Pivotal Big Data Suite: Full-Featured Data Analysis
Pivotal Big Data Suite from Data Chef is a full-featured data analysis, reporting and graphing platform for managing real-time data from the world’s largest and most valuable data sets. Pivotal Big Data Suite provides insight for decision-makers in all areas of business from marketing to supply chain management. Whether it’s about extracting value, reducing risk, optimizing operations or gathering more intelligence about customers Pivotal Big Data Suite delivers the tools and the frameworks required to bring that information to everyone.
New updates to Pivotal Big Data Suite
Pivotal Big Data Suite includes new updates to Pivotal Big Data Suite, adding exciting new features to the Pivotal HD Enterprise-grade Apache Hadoop platform. Pivotal HD is one of the most widely used open-source frameworks for large-scale, distributed systems.
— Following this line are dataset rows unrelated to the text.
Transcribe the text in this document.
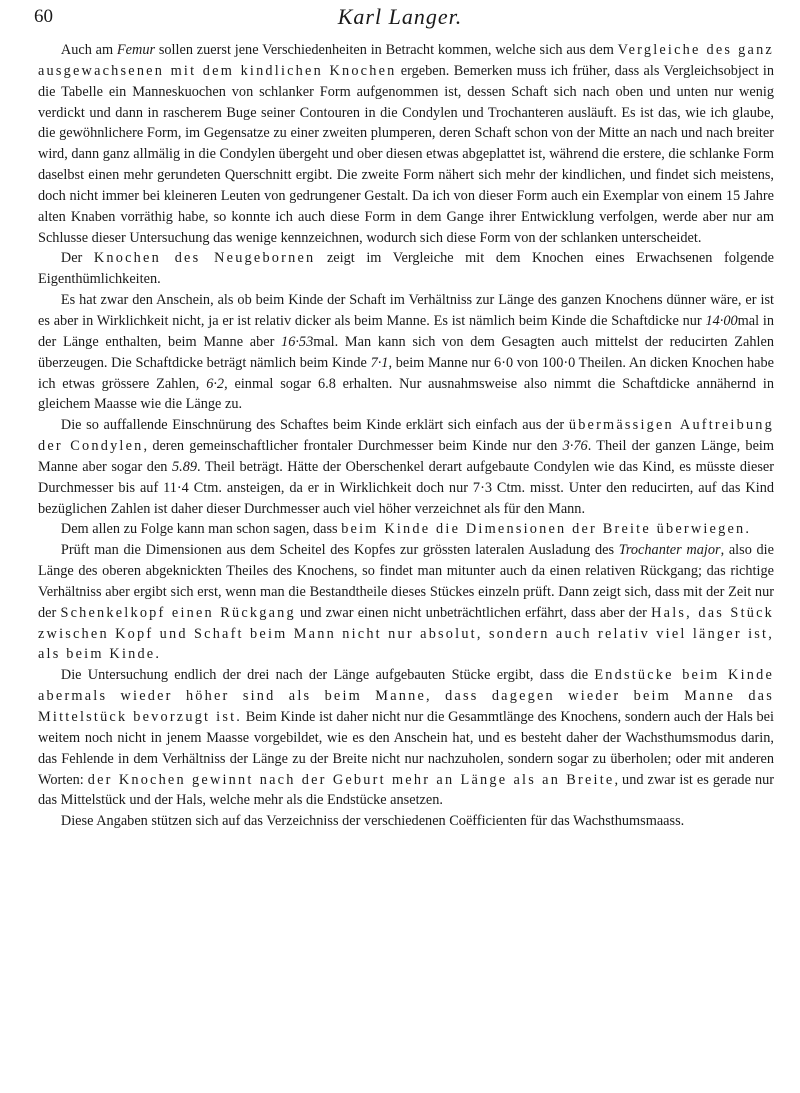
60	Karl Langer.

Auch am Femur sollen zuerst jene Verschiedenheiten in Betracht kommen, welche sich aus dem Vergleiche des ganz ausgewachsenen mit dem kindlichen Knochen ergeben. Bemerken muss ich früher, dass als Vergleichsobject in die Tabelle ein Manneskuochen von schlanker Form aufgenommen ist, dessen Schaft sich nach oben und unten nur wenig verdickt und dann in rascherem Buge seiner Contouren in die Condylen und Trochanteren ausläuft. Es ist das, wie ich glaube, die gewöhnlichere Form, im Gegensatze zu einer zweiten plumperen, deren Schaft schon von der Mitte an nach und nach breiter wird, dann ganz allmälig in die Condylen übergeht und ober diesen etwas abgeplattet ist, während die erstere, die schlanke Form daselbst einen mehr gerundeten Querschnitt ergibt. Die zweite Form nähert sich mehr der kindlichen, und findet sich meistens, doch nicht immer bei kleineren Leuten von gedrungener Gestalt. Da ich von dieser Form auch ein Exemplar von einem 15 Jahre alten Knaben vorräthig habe, so konnte ich auch diese Form in dem Gange ihrer Entwicklung verfolgen, werde aber nur am Schlusse dieser Untersuchung das wenige kennzeichnen, wodurch sich diese Form von der schlanken unterscheidet.

Der Knochen des Neugebornen zeigt im Vergleiche mit dem Knochen eines Erwachsenen folgende Eigenthümlichkeiten.

Es hat zwar den Anschein, als ob beim Kinde der Schaft im Verhältniss zur Länge des ganzen Knochens dünner wäre, er ist es aber in Wirklichkeit nicht, ja er ist relativ dicker als beim Manne. Es ist nämlich beim Kinde die Schaftdicke nur 14·00mal in der Länge enthalten, beim Manne aber 16·53mal. Man kann sich von dem Gesagten auch mittelst der reducirten Zahlen überzeugen. Die Schaftdicke beträgt nämlich beim Kinde 7·1, beim Manne nur 6·0 von 100·0 Theilen. An dicken Knochen habe ich etwas grössere Zahlen, 6·2, einmal sogar 6.8 erhalten. Nur ausnahmsweise also nimmt die Schaftdicke annähernd in gleichem Maasse wie die Länge zu.

Die so auffallende Einschnürung des Schaftes beim Kinde erklärt sich einfach aus der übermässigen Auftreibung der Condylen, deren gemeinschaftlicher frontaler Durchmesser beim Kinde nur den 3·76. Theil der ganzen Länge, beim Manne aber sogar den 5.89. Theil beträgt. Hätte der Oberschenkel derart aufgebaute Condylen wie das Kind, es müsste dieser Durchmesser bis auf 11·4 Ctm. ansteigen, da er in Wirklichkeit doch nur 7·3 Ctm. misst. Unter den reducirten, auf das Kind bezüglichen Zahlen ist daher dieser Durchmesser auch viel höher verzeichnet als für den Mann.

Dem allen zu Folge kann man schon sagen, dass beim Kinde die Dimensionen der Breite überwiegen.

Prüft man die Dimensionen aus dem Scheitel des Kopfes zur grössten lateralen Ausladung des Trochanter major, also die Länge des oberen abgeknickten Theiles des Knochens, so findet man mitunter auch da einen relativen Rückgang; das richtige Verhältniss aber ergibt sich erst, wenn man die Bestandtheile dieses Stückes einzeln prüft. Dann zeigt sich, dass mit der Zeit nur der Schenkelkopf einen Rückgang und zwar einen nicht unbeträchtlichen erfährt, dass aber der Hals, das Stück zwischen Kopf und Schaft beim Mann nicht nur absolut, sondern auch relativ viel länger ist, als beim Kinde.

Die Untersuchung endlich der drei nach der Länge aufgebauten Stücke ergibt, dass die Endstücke beim Kinde abermals wieder höher sind als beim Manne, dass dagegen wieder beim Manne das Mittelstück bevorzugt ist. Beim Kinde ist daher nicht nur die Gesammtlänge des Knochens, sondern auch der Hals bei weitem noch nicht in jenem Maasse vorgebildet, wie es den Anschein hat, und es besteht daher der Wachsthumsmodus darin, das Fehlende in dem Verhältniss der Länge zu der Breite nicht nur nachzuholen, sondern sogar zu überholen; oder mit anderen Worten: der Knochen gewinnt nach der Geburt mehr an Länge als an Breite, und zwar ist es gerade nur das Mittelstück und der Hals, welche mehr als die Endstücke ansetzen.

Diese Angaben stützen sich auf das Verzeichniss der verschiedenen Coëfficienten für das Wachsthumsmaass.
Apache Hadoop is a collection of frameworks and libraries that enable users to run applications on large clustered hardware without the need for complex programming languages or high-end servers. By combining the power of Map-Reduce and Oozies, Hadoop lets developers leverage large-scale data processing via a framework that is highly flexible and efficient even under heavy workloads. With Pivotal Big Data Suite developers can easily create, manage and analyze real-time data sets on the go even when on the road.
The Pivotal Big Data Suite was designed by Pivotal Software and Hortonworks to bring together the functionality of several different open source frameworks into one flexible and performant product. Pivotal Big Data offers developers a full range of analytical and data processing capabilities that span several different areas. These capabilities make the Pivotal Big Data Suite ideal for applications that require large amounts of data for analysis, exploration and reporting.
Rapid & Accurately Process
The suite also allows developers to rapidly and accurately process massive amounts of information, which is vital for running a wide variety of businesses and tasks. Developers looking to invest in the Hadoop framework can benefit from the flexible and scalable capabilities that the Pivotal Big Data Suite provides.
The Hadoop software stack is composed of many different components, including the core tooling, schedulers, and data products. Developers working with Hadoop can install the Big Data suite along with any of the tens of thousands of add-ons that are available for use with the framework.
Most popular add-ons include the Distributed Ledger Manager (DLM), Spatialaverageduler, and Cucchini Collections. The software features capabilities such as parallelism, batching, data compression, streaming, and device support. In addition, the suite includes capabilities to monitor and track performance over multiple nodes and to optimize the Hadoop network.
The Pivotal Big Data Suite: An Open Source
The Pivotal Big Data Suite was created as an open-source project under the BSD license. The BSD license is designed to grant the freedom to innovate and experiment on the open-source platform. This enables a range of developers to develop new applications and to make them compatible with the Hadoop framework and other related technologies. As a result, it is possible to run a comprehensive range of analytics applications on the BSD open-source platform.
In addition to being able to compile and run a wide range of analytics workloads, the suite of tools provided by the Pivotal Big Data suite makes it easy to build a more complicated system. For example, it is possible to create a streaming Analytics application and to utilize the streaming capabilities in the Hadoop framework. Further, the developers of the BSD licensed software can build advanced clusters based on Mesos or EMC grids. In fact, it is possible to build a cluster of hundreds of nodes on top of one another using Mesos.
The second component of the pivotal big suite is the Hadoop Distributed Management platform. The Hadoop Distributed Management platform allows for the large-scale deployment of data-intensive applications and makes the construction of highly efficient systems much easier. The third component is the Apache Hadoop collector, which is responsible for managing the Java virtual machine. The fourth component is the Apache Hadoop Distributed Warehousing, which is again a key component of the suite. The last component is the apache Map Reduce System, which is responsible for handling the Map-Reduce Compression operation.
The Pivotal Big Data Suite of tools is very useful for building large data warehouses and for managing the associated workload. The tools integrate well with the open-source HDFS and have been designed to scale up easily when the data warehouse begins to handle large volumes of data. However, the authors do recommend that users consider migrating their data warehouse over to Hadoop sooner rather than later.